Zachowanie adekwatne do okoliczności?
Wczorajsze zdarzenie drogowe, gdzie 19-latek bez uprawnień nie opanował auta i uderzył w nasyp ronda, zakończone zostało przeprowadzeniem policyjnych czynności. Zanim jednak policjanci znaleźli się na miejscu, doszło do obywatelskiego ujęcia.
W niedzielę część wągrowieckich redakcji opublikowały film, na którym widać obezwładnionego sprawcę kolizji - nastolatka, leżącego na chodniku, z rękami założonymi na plecy. Ten sam materiał był również zamieszczony na profilu Facebook mężczyzny, który dokonał obywatelskiego ujęcia.
W opinii publicznej zaczęło pojawiać się wiele pytań, co do zachowania zgłaszającego. Pod falą krytyki materiały zniknęły zarówno z części mediów, jak profilu samego zainteresowanego. O ile nie był on krytykowany za sam fakt działania, to już za sposób.
Ale od początku… Samo ujęcie obywatelskie jest prawnie uzasadnionym działaniem.
Art. 243. Kodeksu Postępowania Karnego [Ujęcie obywatelskie]
§ 1. Każdy ma prawo ująć osobę na gorącym uczynku przestępstwa lub w pościgu podjętym bezpośrednio po popełnieniu przestępstwa, jeżeli zachodzi obawa ukrycia się tej osoby lub nie można ustalić jej tożsamości.
Przepis ustawy nie określa sposobu zachowania podczas korzystania z prawa do ujęcia obywatelskiego sprawcy przestępstwa, czy wykroczenia.

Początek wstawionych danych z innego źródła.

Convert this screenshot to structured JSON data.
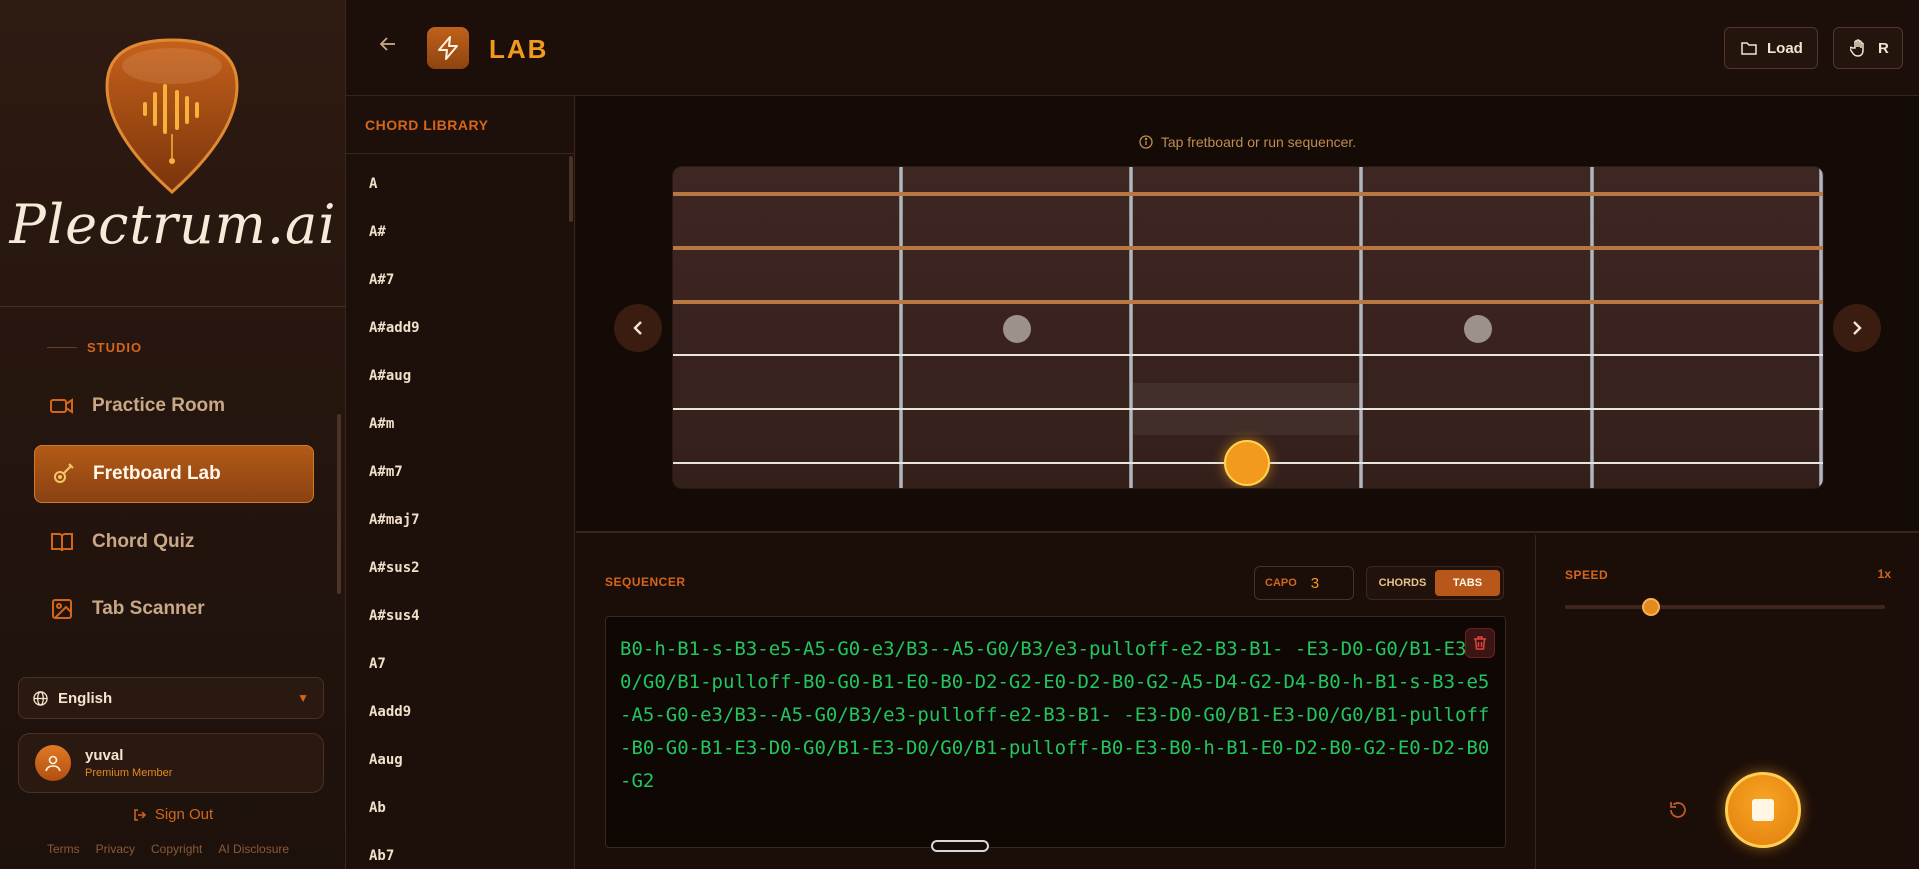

Takie zachowanie realizowane przez zwykłego obywatela zasadniczo jest wyjątkiem. Zatrzymywanie, czy ujęcie sprawców przestępstw czy wykroczeń, przynależy do wyznaczonych służb, czy zawodów.
W jaki sposób używać przymusu wobec obywatela określa Ustawa o środkach przymusu bezpośredniego i broni palnej. Ustawa wskazuje kto jest uprawniony do ich stosowania i w jakich okolicznościach. Przy czym:
Art. 6. 1. Środków przymusu bezpośredniego używa się lub wykorzystuje się je w sposób niezbędny do osiągnięcia celów tego użycia lub wykorzystania, proporcjonalnie do stopnia zagrożenia, wybierając środek o możliwie jak najmniejszej dolegliwości.
Wracając do sytuacji z niedzieli. Czy można było inaczej postąpić z ujętym nastolatkiem do przyjazdu policji? Taką opinię wyraża bardzo wiele osób, które negatywnie oceniły sposób działania zgłaszającego.
Nagranie jednoznacznie ukazuje osobę nieagresywną, w wysokim stopniu podporządkowaną, która samodzielnie założyła ręce na tył, jak by była skuta kajdankami.
Choć sam fakt powiadomienia o zdarzeniu i ujęcie sprawcy jest słuszne, to sposób zachowania zgłaszającego wobec sprawcy zdarzenia drogowego budzi wątpliwości, które zostaną poddane prawno-karnej ocenie.